In the current study, the researchers used data from the National Health and Nutrition Examination Survey 2001 to 2002 to investigate the association between diabetes and prostate-specific antigen (PSA) levels, a biological marker for prostate cancer. Higher PSA levels indicate an increased risk of cancer. The researchers adjusted the findings for the effect of known potential risk factors. For subjects without a diagnosis of diabetes, the researchers used fasting blood sugar measurements to determine the presence of undiagnosed diabetes.

The average PSA levels were 21.6 percent lower among men with a self-reported diagnosis of diabetes compared with men without diabetes.

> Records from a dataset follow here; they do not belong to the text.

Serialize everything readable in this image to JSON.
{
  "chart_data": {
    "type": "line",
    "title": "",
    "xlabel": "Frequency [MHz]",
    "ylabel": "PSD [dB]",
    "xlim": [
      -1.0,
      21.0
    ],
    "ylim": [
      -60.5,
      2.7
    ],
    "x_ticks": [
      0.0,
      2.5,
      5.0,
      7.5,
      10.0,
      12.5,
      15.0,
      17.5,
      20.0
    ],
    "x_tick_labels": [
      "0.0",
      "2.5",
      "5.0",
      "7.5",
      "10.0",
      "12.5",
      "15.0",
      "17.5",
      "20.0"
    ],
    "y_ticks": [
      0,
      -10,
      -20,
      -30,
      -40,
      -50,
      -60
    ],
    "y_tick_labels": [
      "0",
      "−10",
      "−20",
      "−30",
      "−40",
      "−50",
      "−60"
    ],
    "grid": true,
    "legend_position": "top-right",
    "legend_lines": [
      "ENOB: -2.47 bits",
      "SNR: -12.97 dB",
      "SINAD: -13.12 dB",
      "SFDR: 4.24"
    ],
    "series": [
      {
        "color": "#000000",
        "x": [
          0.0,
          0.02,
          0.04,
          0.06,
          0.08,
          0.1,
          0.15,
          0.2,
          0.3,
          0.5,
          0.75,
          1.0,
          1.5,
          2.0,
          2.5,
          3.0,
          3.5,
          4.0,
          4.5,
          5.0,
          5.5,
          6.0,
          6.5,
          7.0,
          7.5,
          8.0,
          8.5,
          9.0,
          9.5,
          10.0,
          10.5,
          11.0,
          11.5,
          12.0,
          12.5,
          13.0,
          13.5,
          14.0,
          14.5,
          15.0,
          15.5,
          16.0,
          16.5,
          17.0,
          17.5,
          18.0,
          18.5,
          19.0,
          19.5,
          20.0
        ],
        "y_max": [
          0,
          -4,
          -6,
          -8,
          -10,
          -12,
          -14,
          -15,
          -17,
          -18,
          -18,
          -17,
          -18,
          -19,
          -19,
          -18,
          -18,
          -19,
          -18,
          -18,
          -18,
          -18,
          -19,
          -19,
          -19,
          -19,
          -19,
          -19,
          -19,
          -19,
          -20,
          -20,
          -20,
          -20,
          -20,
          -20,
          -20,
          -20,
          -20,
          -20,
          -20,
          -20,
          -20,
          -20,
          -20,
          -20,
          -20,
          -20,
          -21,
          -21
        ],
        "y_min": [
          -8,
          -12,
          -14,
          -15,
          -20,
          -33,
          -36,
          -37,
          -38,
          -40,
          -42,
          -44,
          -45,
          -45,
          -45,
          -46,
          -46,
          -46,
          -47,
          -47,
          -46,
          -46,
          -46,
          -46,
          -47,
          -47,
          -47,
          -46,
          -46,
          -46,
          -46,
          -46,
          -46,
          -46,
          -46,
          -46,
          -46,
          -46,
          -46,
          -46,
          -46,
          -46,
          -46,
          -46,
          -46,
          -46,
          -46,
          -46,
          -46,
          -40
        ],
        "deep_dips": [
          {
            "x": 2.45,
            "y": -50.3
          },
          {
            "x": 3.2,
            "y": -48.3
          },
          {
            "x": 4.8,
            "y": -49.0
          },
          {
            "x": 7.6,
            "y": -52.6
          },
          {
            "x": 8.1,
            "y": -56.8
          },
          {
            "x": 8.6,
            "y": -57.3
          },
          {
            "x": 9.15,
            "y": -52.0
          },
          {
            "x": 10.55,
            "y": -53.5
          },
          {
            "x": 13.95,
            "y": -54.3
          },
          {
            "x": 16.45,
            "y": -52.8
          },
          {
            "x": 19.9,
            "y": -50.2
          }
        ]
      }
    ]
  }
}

This difference increased with years since the diabetes diagnosis was made. Men diagnosed more than ten years ago had a 27.5 percent lower average PSA level.

Overweight men who had been diagnosed with diabetes more than ten years ago had a PSA level that was 40.8 percent lower than normal-weight men without diabetes.

“It is unclear whether the lowered PSA level in diabetic men accurately reflects a decreased risk of prostate cancer in the diabetic population or whether their lower PSA levels result in a reduced likelihood of receiving a diagnostic work-up for detection of asymptomatic prostate cancers, as has been suggested for obese men,” Saraiya and colleagues note.

“If the latter were true, diabetic men might well be diagnosed with later-stage tumours and have poorer treatment outcomes, and overweight diabetic men would have later-stage tumours than normal-weight diabetic men.”